Julia Brown (4,318 likes) is one of the many projects of Maryland artist Sam Ray, combining rich, hushed pop with ambient noise and electronic sound manipulation. Julia Brown’s first album, to be close to you, garnered high scores on Pitchfork and was both well-received and influential within the expanding lo-fi community; instead of rest on his laurels, however, Ray moved forward with the next step in this difficult-to-describe but immediately-recognizable sound. The next Julia Brown album, An Abundance of Strawberries, has no official release as of yet, but Ray is sending copies to those that ask politely. Its title track is lush and hymnal, and songs like “All Alone in Bed” and “The Way You Want” convey sincere emotion while weaving an innovative fabric of acoustic guitars, simple synths, and gorgeous melodies. It’s mature, fascinating, and worth repeated listens. Hear to be close to you (and the new album soon) at: http://cool.bandcamp.com/
Coin locker kid (329 likes) is an art-rap recluse, sporadically emerging from his minimalist persona with incredibly good and fascinating albums like 2013’s Traumnovelle. Despite getting a shoutout from David Byrne and collaborating with musicians like Portishead and Madlib, North Carolina’s Devyn Smith has retained relative obscurity. His vocabulary is as wide as his beats are bizarre, weaving intricate fables about isolationism and philosophical dreams with cunning wordplay and a blatant apathy towards glossy production. Coin Locker Kid likes doing things his own way, and as long as his delivery is as great as it is, who can blame him? Listen to Traumnovelle at: http://coinlockerkid.bandcamp.com/
The Shifters (1,548 likes) are a 9-piece reggae/rocksteady group that consistently blow crowds away throughout DC. A group that big risks getting too busy, but they know when to be groovy-sparse and when to knock-your-socks-off hot and heavy. When they opened for ska-punk legends The Mighty Mighty Bosstones, they came onstage and announced themselves as the Bosstones, and that their intention was to thoroughly confuse the crowd. Their surprising and light-hearted attitude, combined with their excellent musicianship and strong vocal-backup-vocal delivery, makes them one of the best reggae acts in DC and across the east coast. They gig all the time, and they always bring their A-game – making people dance, babies cry, and the Bosstones proud. Listen to their album In It! at: http://theshiftersdc.bandcamp.com/
Kitsune Rad (534 likes) is a locally beloved three-piece from Baltimore.
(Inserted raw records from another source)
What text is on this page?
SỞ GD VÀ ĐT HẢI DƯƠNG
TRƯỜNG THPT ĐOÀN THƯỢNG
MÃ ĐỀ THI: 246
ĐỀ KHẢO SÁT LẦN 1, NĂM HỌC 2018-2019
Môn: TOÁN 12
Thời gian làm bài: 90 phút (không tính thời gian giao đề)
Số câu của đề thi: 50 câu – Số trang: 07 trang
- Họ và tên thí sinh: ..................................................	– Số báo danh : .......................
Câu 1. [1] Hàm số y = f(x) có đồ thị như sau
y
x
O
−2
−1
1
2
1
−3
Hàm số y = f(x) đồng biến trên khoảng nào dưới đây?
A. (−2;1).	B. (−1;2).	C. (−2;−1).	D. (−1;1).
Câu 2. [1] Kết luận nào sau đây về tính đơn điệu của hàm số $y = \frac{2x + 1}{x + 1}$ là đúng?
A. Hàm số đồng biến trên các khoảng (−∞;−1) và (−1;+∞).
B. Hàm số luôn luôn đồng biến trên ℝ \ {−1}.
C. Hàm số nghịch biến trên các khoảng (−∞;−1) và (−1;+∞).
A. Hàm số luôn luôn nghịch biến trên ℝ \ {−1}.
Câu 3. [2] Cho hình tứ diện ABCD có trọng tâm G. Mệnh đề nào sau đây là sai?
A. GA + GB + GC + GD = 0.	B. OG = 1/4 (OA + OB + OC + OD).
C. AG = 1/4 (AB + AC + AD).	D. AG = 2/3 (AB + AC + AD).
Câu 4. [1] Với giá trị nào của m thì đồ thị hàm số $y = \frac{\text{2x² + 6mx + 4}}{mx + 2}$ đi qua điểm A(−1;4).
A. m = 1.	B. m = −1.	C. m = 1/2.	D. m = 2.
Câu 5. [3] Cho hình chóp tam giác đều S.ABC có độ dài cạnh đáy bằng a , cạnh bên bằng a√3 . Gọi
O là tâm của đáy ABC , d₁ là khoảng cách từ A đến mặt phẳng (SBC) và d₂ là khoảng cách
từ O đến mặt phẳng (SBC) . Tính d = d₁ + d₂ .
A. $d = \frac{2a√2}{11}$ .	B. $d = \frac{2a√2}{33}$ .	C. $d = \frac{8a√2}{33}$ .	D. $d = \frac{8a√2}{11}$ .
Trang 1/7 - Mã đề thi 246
Their adept technique and sense of spacing gives their instrumental riff-rock a cinematic feel, full of images. It’s fast, strong, and dynamic enough to keep even the most cynical listener on their toes, and it’s damn good to mosh to. Guitarist Scott Kenney makes judicious use of effects, filling the top space with big tones, as the rhythm section builds an ever-changing landscape of head-banging. Though they currently only have a two-song demo online, Kitsune Rad is working with Wolf Stream Media for their sure-to-impress full-length, hopefully out soon. Most importantly, as they say on their bio many times, they love snacks. Listen to the Long Johns demo at: http://kitsunerad.bandcamp.com/
Body Thief (2,615 likes) is a hard beast to define. Their single, “Parasites In The Water,” combines an alternative prog feel a-la-Circa Survive with existential, introspective lyrics reminiscent of Pink Floyd. Vocalist Daniel Hawkins has the perfect range for emotive rock, but Body Thief rises above the crowd, channeling jazz chops through a hard rock ethic into an impressive and full arrangement. Two guitars fill the middle space with stunning riffs, creating a wall of sound that is strong across all levels. Halfway through the song, the beat builds into a fast bridge before dropping into a wide, heavy section built on huge riffs and impressively tight drums. It’s perfectly balanced and entirely promising for this MD/DC band. Listen to “Parasites In The Water” at: http://bodythief.bandcamp.com/
-Asher Meerovich is a writer and musician in College Park. He likes to be near water.